Pour téter la tante, les veaux passent leur tête entre les barres métalliques du bas flanc, lequel est réglable et s’adapte à la croissance du veau. Hors phase de tétée, les deux bas flancs en inox sont positionnés à la verticale pour permettre aux deux veaux de se mouvoir sans difficulté à l’intérieur de la case.
Pour téter la tante, les veaux passent leur tête entre les barres métalliques du bas flanc, lequel est réglable et s’adapte à la croissance du veau. Hors phase de tétée, les deux bas flancs en inox sont positionnés à la verticale pour permettre aux deux veaux de se mouvoir sans difficulté à l’intérieur de la case. - © F. d'Alteroche

Les Limousines entrent avant les Montbéliardes

Sur la ferme du lycée, cet espace réservé au logement et à la tétée des veaux a été aménagé dans une annexe de la stabulation réservée aux mères et aux tantes, dans laquelle ces dernières sont logées dans deux cases différentes. Limousines et Montbéliardes ont accès aux cases des veaux deux fois par jour. Les Limousines sont les premières à entrer. Elles viennent se positionner sur la bordure extérieure de la case, dans les logettes conçues à cet effet, et sont attirées au cornadis par le concentré placé dans l’auge. Leur veau se met rapidement à téter en passant pour cela sa tête à travers les deux barres horizontales galvanisées.

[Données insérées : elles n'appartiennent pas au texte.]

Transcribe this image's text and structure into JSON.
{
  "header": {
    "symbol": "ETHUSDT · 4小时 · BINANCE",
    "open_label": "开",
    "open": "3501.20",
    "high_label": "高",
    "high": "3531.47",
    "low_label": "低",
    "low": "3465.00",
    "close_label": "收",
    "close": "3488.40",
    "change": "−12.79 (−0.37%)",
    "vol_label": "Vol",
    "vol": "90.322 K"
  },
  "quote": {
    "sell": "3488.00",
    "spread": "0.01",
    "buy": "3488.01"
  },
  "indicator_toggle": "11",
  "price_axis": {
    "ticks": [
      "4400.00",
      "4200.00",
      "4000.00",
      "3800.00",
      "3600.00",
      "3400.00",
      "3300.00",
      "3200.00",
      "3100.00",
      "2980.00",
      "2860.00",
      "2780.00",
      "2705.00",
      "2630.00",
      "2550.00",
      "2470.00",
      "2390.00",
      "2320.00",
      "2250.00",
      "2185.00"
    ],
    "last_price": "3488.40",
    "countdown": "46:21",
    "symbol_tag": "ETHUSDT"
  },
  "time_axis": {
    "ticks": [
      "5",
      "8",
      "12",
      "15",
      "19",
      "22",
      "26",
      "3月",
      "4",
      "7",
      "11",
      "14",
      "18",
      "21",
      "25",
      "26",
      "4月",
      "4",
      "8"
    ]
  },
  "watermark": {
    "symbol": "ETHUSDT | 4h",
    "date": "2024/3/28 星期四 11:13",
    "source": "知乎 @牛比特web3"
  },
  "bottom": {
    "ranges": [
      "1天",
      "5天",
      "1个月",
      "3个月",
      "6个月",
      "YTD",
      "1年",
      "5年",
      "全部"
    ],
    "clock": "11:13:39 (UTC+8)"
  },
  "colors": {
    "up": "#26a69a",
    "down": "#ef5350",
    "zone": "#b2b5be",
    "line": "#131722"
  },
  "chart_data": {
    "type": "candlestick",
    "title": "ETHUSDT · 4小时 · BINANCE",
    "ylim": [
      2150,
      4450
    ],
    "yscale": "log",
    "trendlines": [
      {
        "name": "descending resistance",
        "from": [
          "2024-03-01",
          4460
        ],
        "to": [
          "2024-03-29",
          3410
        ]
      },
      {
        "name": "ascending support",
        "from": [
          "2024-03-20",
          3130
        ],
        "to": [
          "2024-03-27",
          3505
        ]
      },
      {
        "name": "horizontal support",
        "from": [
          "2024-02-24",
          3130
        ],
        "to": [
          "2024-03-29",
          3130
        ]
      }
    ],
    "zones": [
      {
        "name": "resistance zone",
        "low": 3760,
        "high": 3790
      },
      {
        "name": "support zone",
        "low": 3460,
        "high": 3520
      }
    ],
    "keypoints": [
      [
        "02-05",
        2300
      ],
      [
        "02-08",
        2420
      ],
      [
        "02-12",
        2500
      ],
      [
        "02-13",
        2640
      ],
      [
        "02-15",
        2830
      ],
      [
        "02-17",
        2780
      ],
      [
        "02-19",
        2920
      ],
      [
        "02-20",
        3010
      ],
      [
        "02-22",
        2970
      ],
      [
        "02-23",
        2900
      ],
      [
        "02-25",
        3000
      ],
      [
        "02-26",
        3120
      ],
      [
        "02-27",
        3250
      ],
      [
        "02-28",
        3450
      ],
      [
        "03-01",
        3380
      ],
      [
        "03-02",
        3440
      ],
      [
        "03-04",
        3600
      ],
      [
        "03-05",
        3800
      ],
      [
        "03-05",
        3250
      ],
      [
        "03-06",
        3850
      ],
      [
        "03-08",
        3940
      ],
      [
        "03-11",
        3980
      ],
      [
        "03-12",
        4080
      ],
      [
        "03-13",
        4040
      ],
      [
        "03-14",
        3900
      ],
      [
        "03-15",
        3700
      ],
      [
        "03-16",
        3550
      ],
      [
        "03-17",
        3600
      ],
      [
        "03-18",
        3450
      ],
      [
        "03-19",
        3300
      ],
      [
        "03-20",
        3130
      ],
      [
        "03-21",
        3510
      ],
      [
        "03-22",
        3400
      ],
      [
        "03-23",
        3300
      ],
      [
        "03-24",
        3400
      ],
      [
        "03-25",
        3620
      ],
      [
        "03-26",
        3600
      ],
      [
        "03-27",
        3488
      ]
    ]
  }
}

Une fois les Limousines installées et bloquées au cornadis, les bat-flancs installés dans les cases sont rabattus. Ce travail est manuel mais facilité par le fait que le veau se positionne en bordure de case quand il tête sa mère. Puis le portillon situé à l’arrière de chaque case est ouvert. Il est alors possible d’aller chercher le lot de laitières. Mères comme tantes savent rapidement dans quelle stalle ou case elles doivent se positionner. Comparativement à un dispositif en logettes alternées classique, où les veaux sont complémentés au biberon avec du lait reconstitué ou au préalable trait sur des laitières, le dispositif mis en place au lycée de Tulle ne permet pas toujours d’ajuster strictement les besoins des veaux aux disponibilités conjuguées de la mère limousine et de la tante laitière.

« Ce sont des installations en inox, à l’exception des cornadis autobloquants et des bat-flancs séparant les logettes des mères limousines. Le coût de revient de chaque module de logement-tétée (2 places de veau + 3 places de vache) avoisine 2000 €. Il devrait pouvoir être réduit d’environ 20% s’il est fabriqué en série », précise Francis Rousseau.